Telangana Housing Board
- Type: Public sector
- Industry: Housing
- Founded: 2 June 2014
- Headquarters: Hyderabad, Telangana, India
- Area served: Telangana
- Key people: B.M.D. Ekka, Vice Chairman
- Parent: Ministry of Housing, Government of Telangana
- Website: hb.telangana.gov.in

= Telangana Housing Board =

Public housing agency in Telangana, India

The Telangana Housing Board is a public sector corporation under the Government of Telangana located in Hyderabad, Telangana. Its activities are to facilitate affordable housing to the citizens of Telangana. The board, which was formerly known as City Improvement Board until 1960, was conceived by Nizam Osman Ali Khan, Asaf Jah VII in 1911.

== History ==

In the early 20th century, Nizams-ruled Hyderabad was affected by the large-scale flooding of the Musi river in 1908 and a deadly plague in 1911. This led to a decrease in population in the city. Then-Nizam Osman Ali Khan, Asaf Jah VII, who had just occupied the throne, was aware of these problems. Together with his ministers and city planners, the Nizam decided to improve the sanitation and hygiene of the city. The City Improvement Board was formed in 1912 with the Nizam's son Moazzam Jah as its President. The mandate of this entity was to bring about planned development of the city with its specific tasks being improvement of slums, housing for poor, acquiring open lands, underground drainage, road widening schemes and laying of roads to enable the use of buses. Sir Visvesvarayya was also requested to contribute with his ideas for the further improvement of the city. The board commenced operations at a building in Basheerbagh, which was built with a Regional Mughal Variation-styled architecture, and continued here for over four decades.

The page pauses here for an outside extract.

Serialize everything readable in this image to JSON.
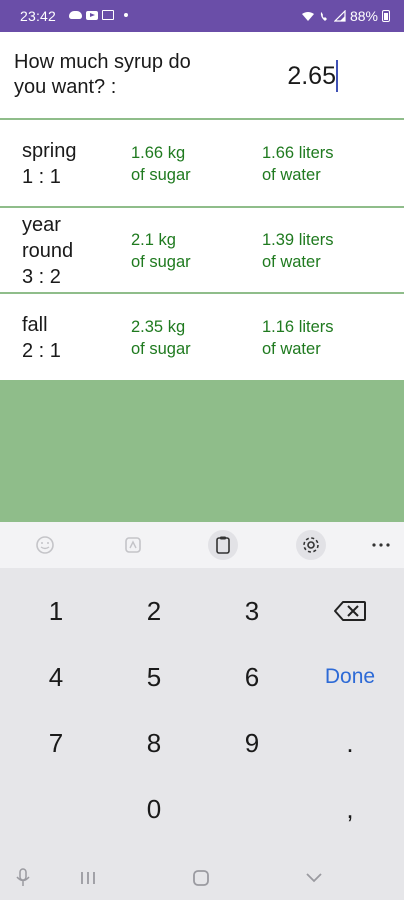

The board took up activities such as rehabilitation of slums in Dabeerpura, Sultan Shahi, Mughalpura, Nampally and Gunfoundry, Red Hills, Mallepally and those that were lined along the banks of Musi River. The board is also credited with the construction of the Nizamia Tibbi Hospital (near Charminar), Pathergatti complex, Moazzam Jahi Market, Andhra Pradesh High Court, Osmania Hospital and the City College. The architecture of domes and arches that was used for these projects became known as the CIB or the Osmanian style. Besides this, the board enhanced the look of Hyderabad by constructing elaborate gardens, planned housing colonies, potable drinking water supply, underground drainage with separate stormwater drains, wide roads and bus and train services, much before many of the major cities of India.

The Town Improvement Trust of Secunderabad was formed in the year 1931 with more or less similar objectives with emphasis on development of lands.

==Aims and objectives==
The main objective of the Housing Board is to provide housing accommodation to the needy citizens at an affordable price.

The Telangana Housing Board is engaged in the following activities :

- Construction of houses under integrated / Composite Housing Schemes and allotment of houses under Lower Income Group, Middle Income Group and Higher Income Group categories.
- Self-Financing Scheme for Higher Income Group and Middle Income Group # Sites and Services
- Construction of shops, Commercial Complexes and Multistoried Buildings to be let out on rent to augment financial resources of the Board.